Neste aniversário de 34 anos da Constituição, vale lembrar a tentativa de se tentar aprovar a PEC da vingança contra o Ministério Público, novamente com apoio do governo, que feriria de morte sua independência, flagrantemente inconstitucional, além da tentativa de se apresentar uma PEC subjugando o STF ao Legislativo em decisões não unânimes (PEC do golpe do centrão).
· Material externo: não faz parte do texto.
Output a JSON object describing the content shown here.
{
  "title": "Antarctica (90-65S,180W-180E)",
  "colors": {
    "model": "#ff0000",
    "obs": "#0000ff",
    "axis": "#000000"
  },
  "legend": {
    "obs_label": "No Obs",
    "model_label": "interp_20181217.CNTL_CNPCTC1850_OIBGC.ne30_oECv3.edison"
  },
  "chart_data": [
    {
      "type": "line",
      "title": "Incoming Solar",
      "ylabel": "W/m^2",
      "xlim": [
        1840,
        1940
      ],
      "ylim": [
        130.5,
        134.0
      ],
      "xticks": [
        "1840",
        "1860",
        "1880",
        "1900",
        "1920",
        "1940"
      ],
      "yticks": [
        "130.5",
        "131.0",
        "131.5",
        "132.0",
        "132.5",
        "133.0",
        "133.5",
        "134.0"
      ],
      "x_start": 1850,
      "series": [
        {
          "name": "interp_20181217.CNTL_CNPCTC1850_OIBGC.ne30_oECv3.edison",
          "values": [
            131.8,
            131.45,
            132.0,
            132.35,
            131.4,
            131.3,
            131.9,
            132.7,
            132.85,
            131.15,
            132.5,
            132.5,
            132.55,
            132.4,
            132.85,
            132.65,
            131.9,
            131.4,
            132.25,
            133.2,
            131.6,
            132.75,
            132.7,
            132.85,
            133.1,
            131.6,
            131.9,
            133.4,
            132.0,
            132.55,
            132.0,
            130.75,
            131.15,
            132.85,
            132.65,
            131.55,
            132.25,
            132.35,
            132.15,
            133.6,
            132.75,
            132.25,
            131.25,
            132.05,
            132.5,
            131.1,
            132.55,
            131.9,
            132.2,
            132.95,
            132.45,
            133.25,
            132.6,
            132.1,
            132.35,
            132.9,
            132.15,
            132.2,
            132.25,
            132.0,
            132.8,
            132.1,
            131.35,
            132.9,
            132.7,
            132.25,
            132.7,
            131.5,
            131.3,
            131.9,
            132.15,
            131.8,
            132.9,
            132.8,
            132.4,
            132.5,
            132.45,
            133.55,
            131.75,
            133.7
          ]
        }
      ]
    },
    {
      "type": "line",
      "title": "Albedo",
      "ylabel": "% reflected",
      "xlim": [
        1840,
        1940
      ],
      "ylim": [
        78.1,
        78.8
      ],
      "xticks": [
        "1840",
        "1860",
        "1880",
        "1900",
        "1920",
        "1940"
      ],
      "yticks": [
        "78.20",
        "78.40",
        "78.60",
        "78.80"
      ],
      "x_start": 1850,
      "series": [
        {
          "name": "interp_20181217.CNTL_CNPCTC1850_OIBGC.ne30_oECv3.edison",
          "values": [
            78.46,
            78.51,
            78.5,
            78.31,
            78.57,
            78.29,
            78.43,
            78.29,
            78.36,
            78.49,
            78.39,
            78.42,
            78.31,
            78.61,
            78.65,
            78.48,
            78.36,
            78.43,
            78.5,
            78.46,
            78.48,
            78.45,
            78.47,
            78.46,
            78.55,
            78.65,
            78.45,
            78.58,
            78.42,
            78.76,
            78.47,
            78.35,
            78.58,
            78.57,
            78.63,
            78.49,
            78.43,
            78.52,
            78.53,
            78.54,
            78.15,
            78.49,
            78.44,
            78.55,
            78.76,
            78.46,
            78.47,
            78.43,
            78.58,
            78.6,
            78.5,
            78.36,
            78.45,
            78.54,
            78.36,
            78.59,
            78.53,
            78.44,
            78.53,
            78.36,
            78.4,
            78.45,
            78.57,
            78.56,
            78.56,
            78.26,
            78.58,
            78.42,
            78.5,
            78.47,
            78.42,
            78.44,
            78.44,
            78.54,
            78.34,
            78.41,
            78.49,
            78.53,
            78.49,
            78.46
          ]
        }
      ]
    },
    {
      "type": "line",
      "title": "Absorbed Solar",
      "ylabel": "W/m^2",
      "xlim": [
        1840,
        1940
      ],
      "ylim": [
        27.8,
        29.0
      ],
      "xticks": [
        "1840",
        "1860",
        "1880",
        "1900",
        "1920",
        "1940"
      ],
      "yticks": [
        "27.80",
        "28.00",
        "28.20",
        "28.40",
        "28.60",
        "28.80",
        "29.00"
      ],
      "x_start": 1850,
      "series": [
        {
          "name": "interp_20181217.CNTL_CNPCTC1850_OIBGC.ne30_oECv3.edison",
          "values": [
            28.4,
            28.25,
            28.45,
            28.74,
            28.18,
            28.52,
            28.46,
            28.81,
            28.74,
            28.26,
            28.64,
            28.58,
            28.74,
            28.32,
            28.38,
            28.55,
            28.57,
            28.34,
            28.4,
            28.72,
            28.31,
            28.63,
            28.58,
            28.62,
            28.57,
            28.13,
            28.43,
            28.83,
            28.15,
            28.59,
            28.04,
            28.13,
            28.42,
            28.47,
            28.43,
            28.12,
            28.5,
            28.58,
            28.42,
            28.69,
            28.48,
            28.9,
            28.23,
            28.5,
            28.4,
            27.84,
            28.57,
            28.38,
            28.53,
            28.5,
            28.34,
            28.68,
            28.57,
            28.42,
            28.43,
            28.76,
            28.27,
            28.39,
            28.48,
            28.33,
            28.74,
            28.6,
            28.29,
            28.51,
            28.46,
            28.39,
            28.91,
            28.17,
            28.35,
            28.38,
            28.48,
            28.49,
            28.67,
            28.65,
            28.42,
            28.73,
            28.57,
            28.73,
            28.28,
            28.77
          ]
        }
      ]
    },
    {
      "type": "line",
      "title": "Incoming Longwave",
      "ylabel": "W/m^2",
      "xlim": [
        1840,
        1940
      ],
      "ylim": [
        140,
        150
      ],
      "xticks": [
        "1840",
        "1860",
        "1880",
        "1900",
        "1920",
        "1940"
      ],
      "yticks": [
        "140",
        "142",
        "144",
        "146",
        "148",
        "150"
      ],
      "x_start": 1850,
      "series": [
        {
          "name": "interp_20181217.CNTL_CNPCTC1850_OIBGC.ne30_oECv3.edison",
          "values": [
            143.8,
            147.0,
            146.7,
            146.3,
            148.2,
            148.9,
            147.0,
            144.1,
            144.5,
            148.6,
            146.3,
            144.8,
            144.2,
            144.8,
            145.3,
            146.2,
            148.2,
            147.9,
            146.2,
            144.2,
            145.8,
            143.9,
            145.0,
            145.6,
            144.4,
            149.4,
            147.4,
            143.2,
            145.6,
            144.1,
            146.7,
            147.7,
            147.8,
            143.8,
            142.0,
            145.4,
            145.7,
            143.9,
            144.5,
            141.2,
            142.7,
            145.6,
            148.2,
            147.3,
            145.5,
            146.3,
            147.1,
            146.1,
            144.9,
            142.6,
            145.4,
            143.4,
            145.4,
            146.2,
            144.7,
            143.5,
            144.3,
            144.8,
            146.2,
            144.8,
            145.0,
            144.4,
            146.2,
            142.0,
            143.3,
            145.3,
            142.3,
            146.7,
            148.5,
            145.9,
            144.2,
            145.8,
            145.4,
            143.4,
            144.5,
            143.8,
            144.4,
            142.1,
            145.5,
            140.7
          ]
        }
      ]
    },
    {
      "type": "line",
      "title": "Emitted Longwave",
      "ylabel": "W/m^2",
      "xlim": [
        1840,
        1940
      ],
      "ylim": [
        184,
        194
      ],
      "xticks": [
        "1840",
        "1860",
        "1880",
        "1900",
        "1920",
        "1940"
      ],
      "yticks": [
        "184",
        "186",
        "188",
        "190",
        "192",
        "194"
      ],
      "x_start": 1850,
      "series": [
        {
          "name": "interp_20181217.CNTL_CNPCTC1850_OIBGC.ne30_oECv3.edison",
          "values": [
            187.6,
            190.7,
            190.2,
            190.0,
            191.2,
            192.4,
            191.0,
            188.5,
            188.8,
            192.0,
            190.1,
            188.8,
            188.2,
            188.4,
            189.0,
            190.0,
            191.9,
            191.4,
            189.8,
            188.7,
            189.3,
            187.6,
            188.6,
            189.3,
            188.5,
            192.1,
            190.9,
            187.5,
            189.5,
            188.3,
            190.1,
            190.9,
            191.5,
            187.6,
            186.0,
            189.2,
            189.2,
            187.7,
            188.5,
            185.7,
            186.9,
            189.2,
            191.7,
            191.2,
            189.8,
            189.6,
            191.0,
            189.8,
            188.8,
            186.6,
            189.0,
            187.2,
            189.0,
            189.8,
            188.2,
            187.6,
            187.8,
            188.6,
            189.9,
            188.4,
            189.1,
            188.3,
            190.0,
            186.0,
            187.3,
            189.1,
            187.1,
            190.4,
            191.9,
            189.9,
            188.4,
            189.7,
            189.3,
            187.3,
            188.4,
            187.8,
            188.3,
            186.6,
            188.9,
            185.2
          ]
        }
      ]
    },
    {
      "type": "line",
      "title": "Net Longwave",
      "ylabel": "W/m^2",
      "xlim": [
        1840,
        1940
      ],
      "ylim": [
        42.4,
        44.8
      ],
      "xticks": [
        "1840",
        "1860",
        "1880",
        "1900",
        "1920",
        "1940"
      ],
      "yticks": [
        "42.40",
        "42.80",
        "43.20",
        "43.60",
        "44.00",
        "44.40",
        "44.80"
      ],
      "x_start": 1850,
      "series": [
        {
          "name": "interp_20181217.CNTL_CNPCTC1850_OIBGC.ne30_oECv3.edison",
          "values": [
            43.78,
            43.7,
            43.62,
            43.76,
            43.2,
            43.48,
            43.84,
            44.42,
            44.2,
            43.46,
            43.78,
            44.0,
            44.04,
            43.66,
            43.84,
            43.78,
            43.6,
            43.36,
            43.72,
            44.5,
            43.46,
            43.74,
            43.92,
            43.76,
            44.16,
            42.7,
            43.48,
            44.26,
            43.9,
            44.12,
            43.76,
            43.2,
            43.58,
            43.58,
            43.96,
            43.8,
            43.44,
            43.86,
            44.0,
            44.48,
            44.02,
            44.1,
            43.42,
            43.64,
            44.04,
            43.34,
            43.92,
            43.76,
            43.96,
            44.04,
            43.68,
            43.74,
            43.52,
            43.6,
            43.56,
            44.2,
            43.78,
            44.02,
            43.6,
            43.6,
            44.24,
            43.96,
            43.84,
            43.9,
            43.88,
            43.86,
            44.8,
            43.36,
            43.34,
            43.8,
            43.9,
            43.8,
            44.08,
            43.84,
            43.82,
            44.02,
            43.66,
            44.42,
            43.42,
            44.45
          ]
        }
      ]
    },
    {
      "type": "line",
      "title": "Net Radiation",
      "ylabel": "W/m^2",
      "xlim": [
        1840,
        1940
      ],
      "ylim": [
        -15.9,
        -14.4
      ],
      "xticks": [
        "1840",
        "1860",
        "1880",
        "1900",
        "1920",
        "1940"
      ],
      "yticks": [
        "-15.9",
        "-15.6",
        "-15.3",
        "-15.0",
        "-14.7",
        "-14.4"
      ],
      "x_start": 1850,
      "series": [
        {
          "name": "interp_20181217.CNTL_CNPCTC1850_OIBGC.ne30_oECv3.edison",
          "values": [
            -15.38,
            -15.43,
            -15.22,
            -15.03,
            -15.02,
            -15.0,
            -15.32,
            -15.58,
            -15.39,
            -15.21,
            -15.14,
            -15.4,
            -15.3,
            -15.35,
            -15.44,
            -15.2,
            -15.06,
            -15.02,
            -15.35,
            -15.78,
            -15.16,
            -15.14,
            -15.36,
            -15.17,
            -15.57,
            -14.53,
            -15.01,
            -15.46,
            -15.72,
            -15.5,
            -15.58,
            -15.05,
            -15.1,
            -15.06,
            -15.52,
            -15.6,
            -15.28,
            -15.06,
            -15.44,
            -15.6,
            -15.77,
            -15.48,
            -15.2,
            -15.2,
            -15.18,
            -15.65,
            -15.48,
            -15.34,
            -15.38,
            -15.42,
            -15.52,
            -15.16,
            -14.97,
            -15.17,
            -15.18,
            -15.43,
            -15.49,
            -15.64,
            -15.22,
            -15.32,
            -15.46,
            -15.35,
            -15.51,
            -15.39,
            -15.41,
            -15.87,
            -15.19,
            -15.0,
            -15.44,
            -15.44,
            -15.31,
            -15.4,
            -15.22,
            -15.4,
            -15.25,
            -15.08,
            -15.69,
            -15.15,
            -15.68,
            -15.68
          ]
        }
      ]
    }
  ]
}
Além da prática corrente do orçamento secreto e da desativação da Operação Lava Jato pela PGR, sem que nenhuma outra estrutura fosse colocada no lugar para combater a corrupção de grosso calibre.
É paradoxal que, neste aniversário dos 34 anos da nossa Carta Magna, apesar de todos estes gigantes e históricos retrocessos e do fim melancólico da Lava Jato patrocinado pelo atual governo, seja declarado apoio público dos ícones da própria Lava Jato ao postulante à reeleição em face de quem (bem como dos filhos parlamentares) pendem suspeitas relacionadas a graves práticas de “rachadinhas” parlamentares e estranhas aquisições de mais de cinquenta imóveis, pagos com dinheiro vivo, ainda que seu oponente tenha sido processado por graves atos de corrupção.
Moro e Deltan ganharam destaque na inicialmente saudável luta contra a corrupção, mas a opção individual de ambos pelo bolsonarismo infelizmente discrepa diametralmente do compromisso com a defesa intransigente do Estado Democrático de Direito.
Antes do atual governo, Lula, Dilma e Temer foram responsáveis por construções legais de extrema importância, incorporadas ao acervo legal anticorrupção, como a lei de acesso à informação, a lei da colaboração premiada, a lei anticorrupção, a lei das estatais, a estruturação da CGU, a celebração do Pacto dos Governos Abertos em 2011 entre outras, além das escolhas de Procuradores-Gerais da República integrantes das listas tríplices da ANPR.
Nos últimos quatro anos, infelizmente o legado é de grave retrocesso, uso abusivo de decretos de sigilo, apagão de dados, que exigiu formação de consórcio de veículos de imprensa para garantir direito de acesso à informação e escolha e recondução de PGR fora da lista.
Nos 34 anos de aniversário, emendamos nossa Constituição inúmeras vezes. Foram 26 apenas nesta legislatura de 4 anos, ao passo que em 233 anos os Estados Unidos emendaram a sua 27 vezes. Lamentavelmente, de forma muito mais naturalizada que o razoável e sem observar a prevalência do interesse público. Que os novos Congressistas reflitam a respeito e iniciem um novo tempo a partir de 2023.